Issue 230 of SOCIALIST REVIEW Published May 1999 Copyright © Socialist Review

REVIEWS

FILMS

Totally out of control

Happiness
Dir: Tod Solondz

Family life in New Jersey

Happiness is a heart stopping tragicomedy about the impossibility of attaining happiness within the alienating confines of suburbia and family life. It's long--nearly two and a half hours--but it seems painfully short, telling enough for you to identify with the characters and fill in the rest from your own experiences.
The film follows a group of characters interconnected by a fusion of sexual desire and disappointment. Thirty year old Joy dumps her boyfriend Andy because she wants more out of life. She's caught between the achievements of her two patronising 'successful' sisters--sickening Trish who is the perfect mother, a real Stepford wife at the millennium, and Helen, the pretentious ('My life is an irony') and famous poet. Leaving one dead end job she takes a post filling in for striking teachers at a language school, announcing, 'I am not a scab! I am a strikebreaker!' Bill, Trish's psychiatrist husband, is bored by the ramblings of his clients. It's all grimly funny and faintly depressing. That is, until we see that the apparently rather boring people are actually totally out of control.
Heartbroken Andy commits suicide. The man on the psychiatrist's couch makes compulsive obscene phone calls. Helen berates herself as a talentless fraud. Joy is so desperate she'll trust anyone. The man who escapes his stifling marriage finds he still has no feelings. And Bill, well... he starts off by masturbating to boy-teen magazines.
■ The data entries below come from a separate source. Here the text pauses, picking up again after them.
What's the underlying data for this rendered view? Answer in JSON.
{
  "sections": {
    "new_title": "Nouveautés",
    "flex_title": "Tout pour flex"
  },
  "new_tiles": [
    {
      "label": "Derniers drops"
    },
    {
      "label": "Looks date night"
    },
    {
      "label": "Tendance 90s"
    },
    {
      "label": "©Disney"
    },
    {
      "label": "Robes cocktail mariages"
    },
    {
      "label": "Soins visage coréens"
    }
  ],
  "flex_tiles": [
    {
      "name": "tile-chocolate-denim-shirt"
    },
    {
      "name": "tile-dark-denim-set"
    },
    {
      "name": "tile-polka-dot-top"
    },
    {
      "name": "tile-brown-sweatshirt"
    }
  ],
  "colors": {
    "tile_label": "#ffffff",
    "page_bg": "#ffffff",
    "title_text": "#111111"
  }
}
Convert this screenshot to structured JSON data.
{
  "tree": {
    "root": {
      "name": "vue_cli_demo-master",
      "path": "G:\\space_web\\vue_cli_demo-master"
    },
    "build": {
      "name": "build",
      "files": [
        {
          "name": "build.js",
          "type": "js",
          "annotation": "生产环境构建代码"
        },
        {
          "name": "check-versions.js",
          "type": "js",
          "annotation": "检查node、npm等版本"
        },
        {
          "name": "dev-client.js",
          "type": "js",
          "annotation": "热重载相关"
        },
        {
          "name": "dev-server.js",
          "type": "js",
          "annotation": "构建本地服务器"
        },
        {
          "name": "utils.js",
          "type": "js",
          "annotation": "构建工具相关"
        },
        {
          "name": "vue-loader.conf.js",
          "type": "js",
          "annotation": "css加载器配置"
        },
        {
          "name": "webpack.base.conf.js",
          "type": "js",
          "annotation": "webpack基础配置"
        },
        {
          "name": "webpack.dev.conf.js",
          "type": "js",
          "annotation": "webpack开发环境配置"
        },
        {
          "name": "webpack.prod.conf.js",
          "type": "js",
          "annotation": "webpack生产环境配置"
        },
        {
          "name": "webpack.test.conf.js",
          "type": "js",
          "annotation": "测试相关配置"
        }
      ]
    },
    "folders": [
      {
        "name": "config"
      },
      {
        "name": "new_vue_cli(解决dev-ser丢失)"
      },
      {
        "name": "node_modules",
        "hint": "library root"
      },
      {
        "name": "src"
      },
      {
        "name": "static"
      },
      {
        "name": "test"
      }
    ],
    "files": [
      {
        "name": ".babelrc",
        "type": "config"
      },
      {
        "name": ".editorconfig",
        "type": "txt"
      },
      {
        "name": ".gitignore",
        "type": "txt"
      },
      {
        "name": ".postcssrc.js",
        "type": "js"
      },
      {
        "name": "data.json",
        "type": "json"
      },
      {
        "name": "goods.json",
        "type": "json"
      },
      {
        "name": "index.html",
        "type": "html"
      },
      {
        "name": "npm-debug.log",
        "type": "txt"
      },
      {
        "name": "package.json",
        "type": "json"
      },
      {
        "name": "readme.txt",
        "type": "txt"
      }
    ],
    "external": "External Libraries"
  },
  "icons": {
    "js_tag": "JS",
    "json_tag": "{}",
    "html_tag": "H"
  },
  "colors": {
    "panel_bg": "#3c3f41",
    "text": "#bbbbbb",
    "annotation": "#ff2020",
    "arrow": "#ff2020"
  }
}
Soon we are immersed in the underside of it all--physical revulsion, self disgust, fear of fat, loneliness and death.
Audiences are used to depictions of the repressive hell of habitual personal relationships through 'family denouement' films like Secrets and Lies (Mike Leigh) or the unpleasant Buffalo 66 (Vincent Gallo) where the parents' cheerleading effusiveness masks creepy, violent cruelty. In fact contemporary social satire in film is overwhelmingly centred around ritualised family scenarios--perhaps to the detriment of the social realist tradition with its commitment to offering some sort of explanation of why life is so frustrating.
Happiness isn't interested in explanations either but its treatment of trauma hidden beneath 'normality' is ground breaking and shocking. What really marks the film out is its focus on the child's confusion on entering the sexual world expressed alongside an unfolding horror story of sexual abuse.
Expressed from the perspective of the abuser, Bill, and through his close conversational relationship with his son Billy, this dual theme is all the more horrifying because it is so seamlessly fitted into the rest of the story, swamped by the same banality, twisted by the same dreadful humour. The child on screen is vulnerable, terrified by the mysteries of his own body and crushed by the gossip of his friends at school. What's added is our own horror at the events we know but don't see. Their final conversation is something few people would expect to witness, either in drama or in real life. How does a child abuser tell the truth to his own child? Be prepared to hold your breath.
Nicola Field


Band on the run

Swing
Dir: Nick Mead

This is a simple tale of a young convict, Martin, leaving prison and trying to make a go of things on the outside. He has done time with an older jazz musician and decides to set up his own swing band. His plans, of course, don't work out as simply as he thought.
For a start, he needs musicians. The only drummer he can find is from a Nazi skinhead band. Although the film is a comedy, I did feel a bit uncomfortable with this. The Nazi is certainly made fun of and shown to be pretty thick, but overall he is treated as a loveable cockney character. To obtain a brass section Martin has to contact his uncle, a staunch Orangeman. He manages to acquire the services of his uncle's colleagues in the Orange Lodge's marching band, but only on condition that his first born son is brought up Protestant (Martin is Catholic!). Finally, he needs a singer. Remembering that his old girlfriend (well played by Lisa Stansfield) had ambitions that way he gets back in contact--only to find that she's married to the particularly odious copper who put him away in the first place. Her husband wears police pyjamas in bed and gets his kicks by pretending to arrest her--handcuffs and all.
The band finally gets its first gig, after rehearsals in the completely inappropriate surroundings of the Orange Hall. Despite its talent the audience expecting a local heavy metal band--is not impressed. There are some laughs here, but I felt the scene was a bit clichéd.
The band's luck does begin to improve when it manages to get a slot playing for a tea dance at a posh hotel. The band goes down well but its members reckon without the scheming of the singer's husband and his police friends. The cops bust the dance and cause a near riot. The policeman, boasting in the canteen with his chums, gets his comeuppance when his wife broadcasts a tape of his inept sexual foreplay for the whole station to hear. His impotent fury is a pleasure to watch.
In the end the band find a patron in a local lottery winner. Since his big win he has led an increasingly reclusive existence. Allowing the band to play at one of his mansions will give him the public esteem he desires. All goes well when the band plays the gig--until the end. It turns out that the bandleader's brother has robbed the millionaire's house while they were playing. The police turn up and our hero ends up back inside.
The ending is, of course, a happy one. This is a fun film with some nice touches of Liverpool humour and the villains are definitely the cops.The cast are generally good, and include Alexei Sayle as a particularly uptight Orangeman.